The Impact of Joe Moorhead’s Departure

Story posted December 21, 2017 in Sports, CommRadio by Patrick Murphy

Penn State offensive coordinator Joe Moorhead will not be around to coach in the Fiesta Bowl after being hired as the new head coach of the Mississippi State Bulldogs.

Though many fans and players held out silent hope that Moorhead would stick around, his departure should come as a surprise to nobody after the impressive resume he built in his brief stay at Penn State. Last year in his first season as Penn State’s offensive coordinator, Moorhead’s offense broke Penn State single-season records for total offense and passing yards, while also tying the record for points scored. This performance had Moorhead atop numerous lists of schools monitoring the possibility of a coaching change heading into this season. 

Moorhead brought Penn State a high-octane offense and transformed it from one that barely scored in the top 100 the year prior, to a top 10 scoring team. Penn State assembled the perfect offensive cast to execute Moorhead’s run-pass-option style offense to its fullest potential, and his presence will surely be missed. After the drastic improvements seen in Moorhead’s first season, the further progress his offense made this year appeared even more impressive. As a result, his departure had become a foregone conclusion to most people.

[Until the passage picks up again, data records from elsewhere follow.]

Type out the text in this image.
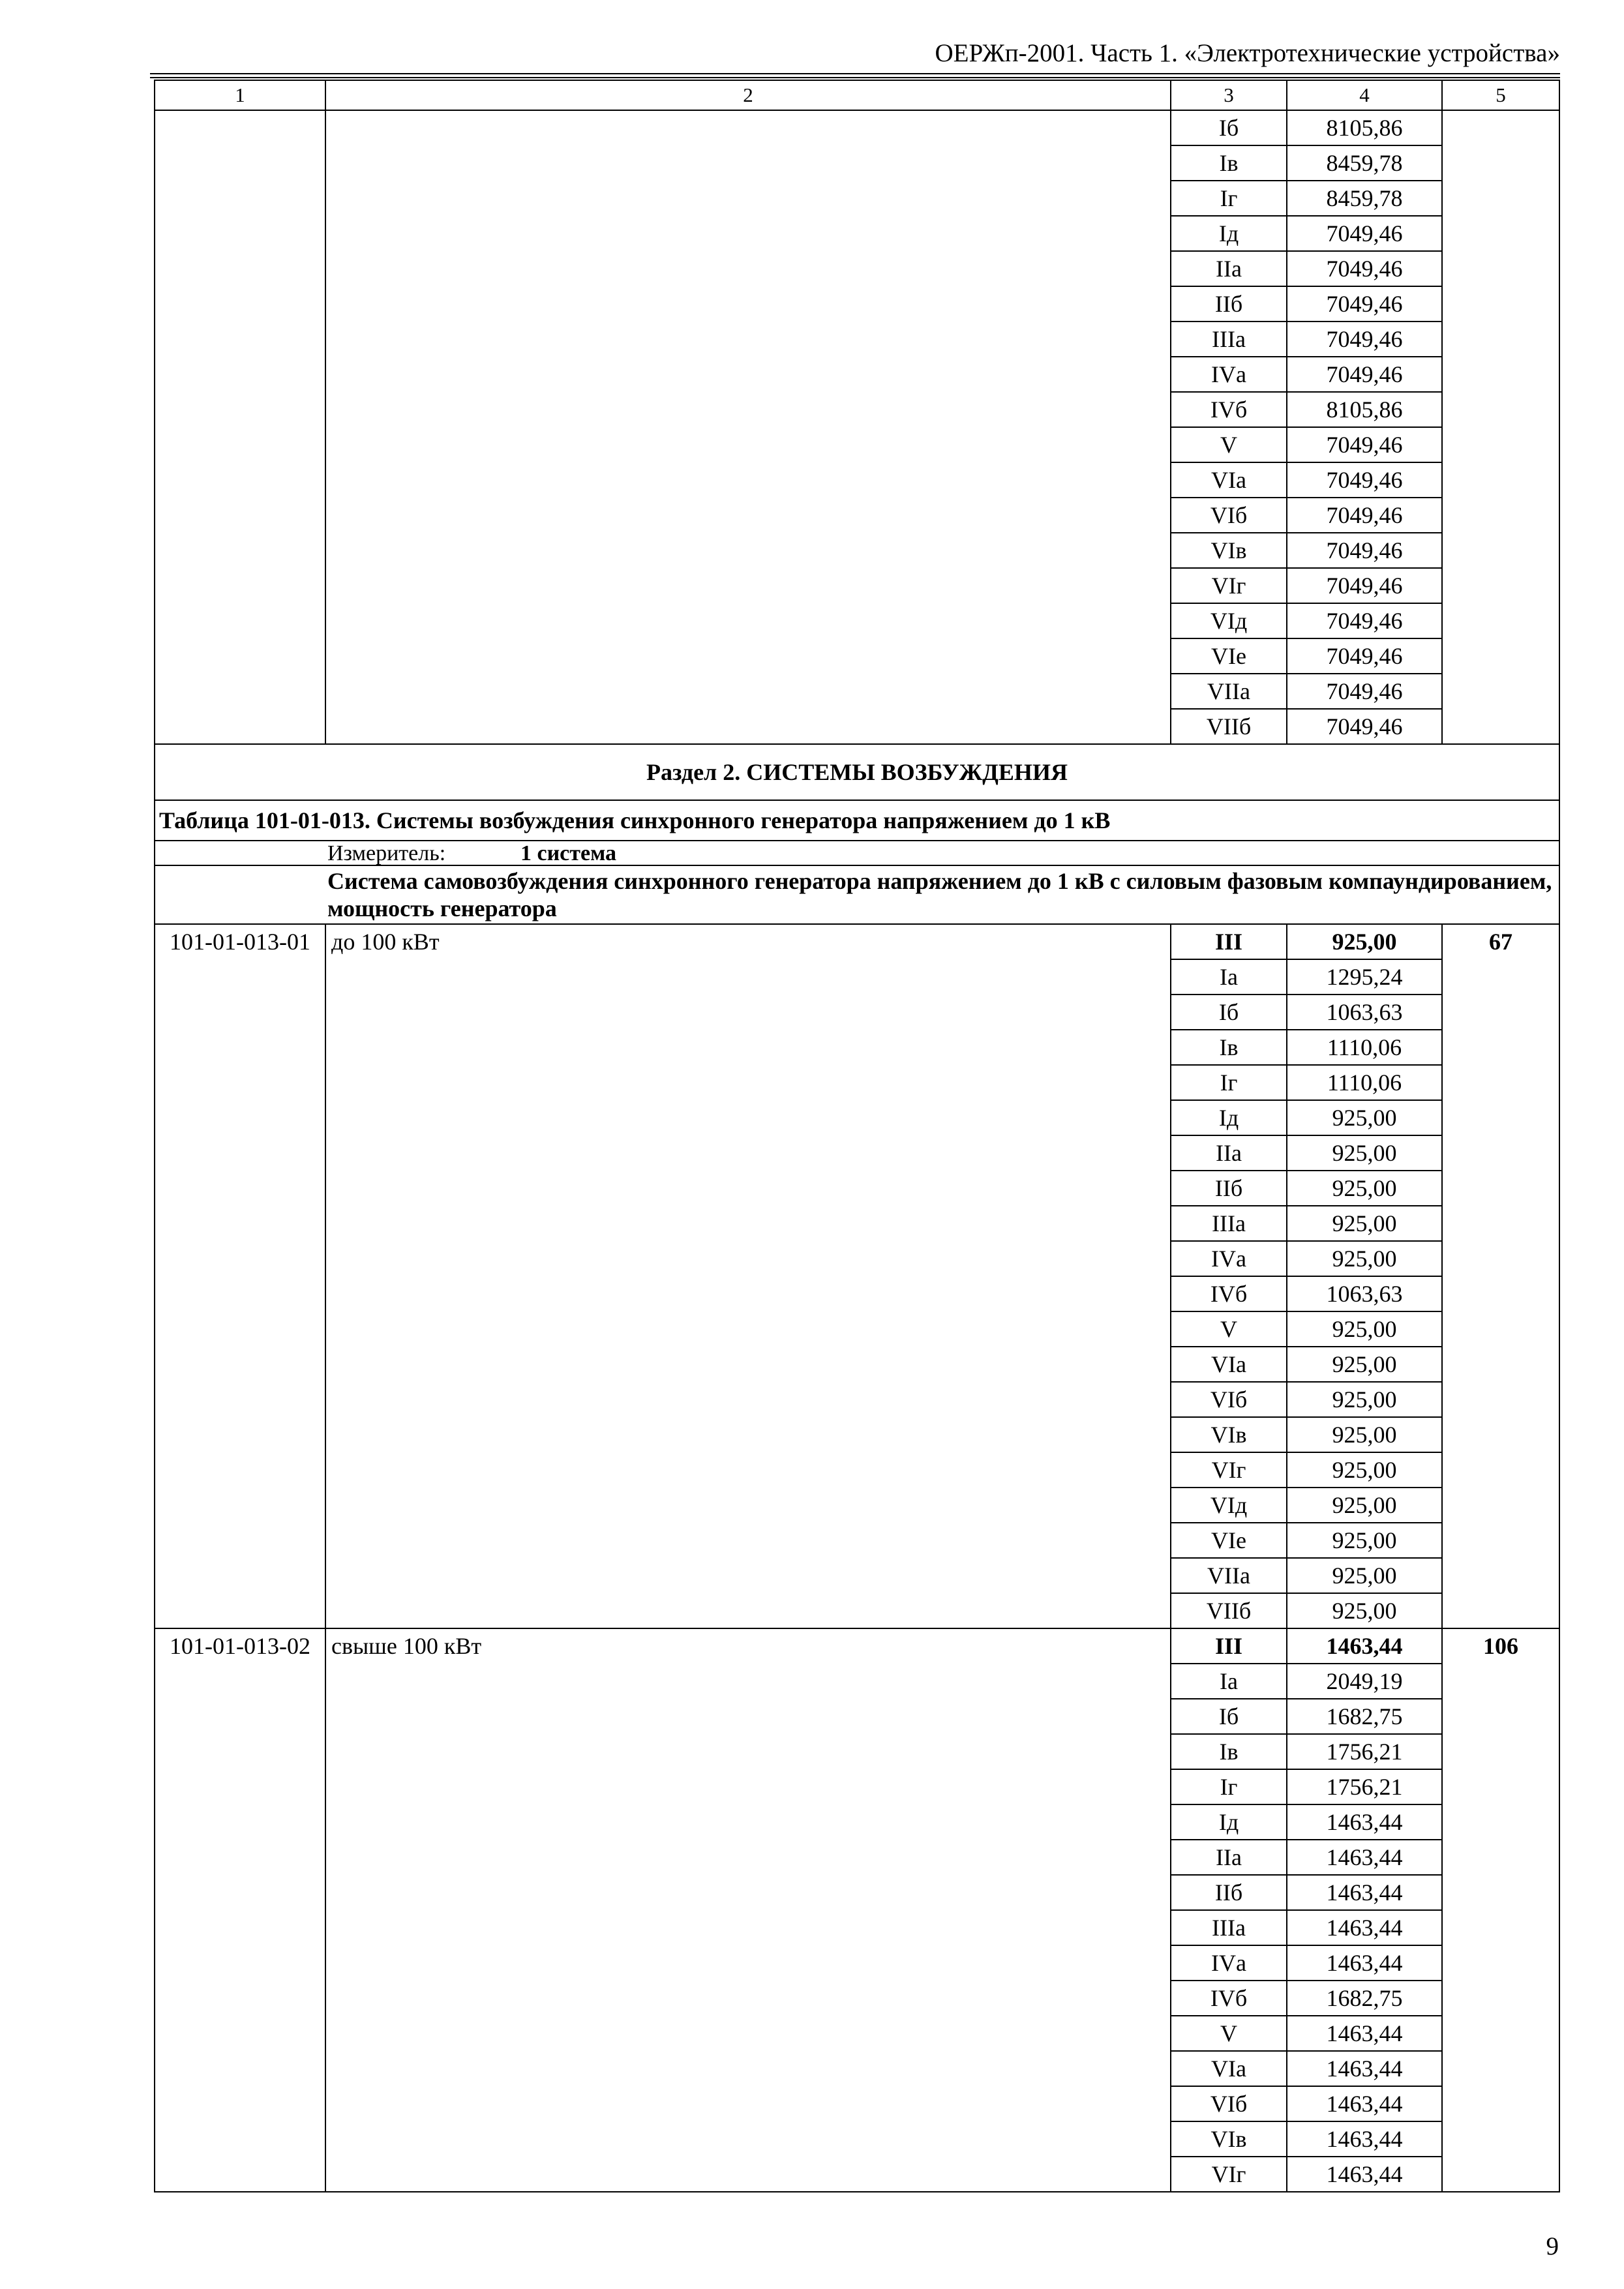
ОЕРЖп-2001. Часть 1. «Электротехнические устройства»
1	2	3	4	5
		Iб	8105,86	
		Iв	8459,78	
		Iг	8459,78	
		Iд	7049,46	
		IIа	7049,46	
		IIб	7049,46	
		IIIа	7049,46	
		IVа	7049,46	
		IVб	8105,86	
		V	7049,46	
		VIа	7049,46	
		VIб	7049,46	
		VIв	7049,46	
		VIг	7049,46	
		VIд	7049,46	
		VIе	7049,46	
		VIIа	7049,46	
		VIIб	7049,46	
Раздел 2. СИСТЕМЫ ВОЗБУЖДЕНИЯ				
Таблица 101-01-013. Системы возбуждения синхронного генератора напряжением до 1 кВ				
Измеритель: 1 система				
Система самовозбуждения синхронного генератора напряжением до 1 кВ с силовым фазовым компаундированием, мощность генератора				
101-01-013-01	до 100 кВт	III	925,00	67
		Iа	1295,24	
		Iб	1063,63	
		Iв	1110,06	
		Iг	1110,06	
		Iд	925,00	
		IIа	925,00	
		IIб	925,00	
		IIIа	925,00	
		IVа	925,00	
		IVб	1063,63	
		V	925,00	
		VIа	925,00	
		VIб	925,00	
		VIв	925,00	
		VIг	925,00	
		VIд	925,00	
		VIе	925,00	
		VIIа	925,00	
		VIIб	925,00	
101-01-013-02	свыше 100 кВт	III	1463,44	106
		Iа	2049,19	
		Iб	1682,75	
		Iв	1756,21	
		Iг	1756,21	
		Iд	1463,44	
		IIа	1463,44	
		IIб	1463,44	
		IIIа	1463,44	
		IVа	1463,44	
		IVб	1682,75	
		V	1463,44	
		VIа	1463,44	
		VIб	1463,44	
		VIв	1463,44	
		VIг	1463,44	
9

In Starkville, Moorhead will inherit a solid team that could return up to 20 starters next year. Mississippi State was a constant fixture in the top-25 rankings this season and will head into the Taxslayer Bowl against Louisville as the No. 23 ranked team in the country. With injured star quarterback Nick Fitzgerald among the returnees next year, the Bulldogs already look like they could be a force in the SEC. The task will be to improve an already solid foundation, in contrast to Moorhead’s turn-around job in his other head coaching stint at Fordham.

Former Mississippi State head coach Dan Mullen left the program after nine seasons to fill the vacancy at Florida following Jim McElwain’s foreseeable firing. Mullen was the offensive coordinator at Florida, where he won two national championships under Urban Meyer before accepting the job at Mississippi State.

There are a few similarities between Mullen and Moorhead that should allow a seamless transition to the program. Moorhead and Mullen are both offensive-minded coaches who incorporate several RPO concepts as the centerpieces of their schemes. Moorhead’s offense at Penn State was equally reliant on the run and pass game while Mullen’s offense was slightly more structured on the ground attack. However, these differences likely had a lot to do with the differences in quarterback personnel as well as offensive line stability. When Moorhead arrives many Mississippi State fans will certainly be interested to see if he can transform Mississippi State into a more prolific passing team, or whether he continues many of the same concepts as his predecessor.

As far as Penn State goes, Moorhead leaving shouldn’t change much about the way the offense looks. Passing game coordinator Ricky Rahne has been promoted to fill the void Moorhead’s departure left. The decision to promote from within likely means that the program is happy with their current offensive system and won’t want to change much despite losing Moorhead. With Trace McSorley returning, and the overwhelming likelihood of Saquon Barkley leaving, Rahne has a heavy incentive to keep the high-octane passing game at the forefront of his offensive scheme.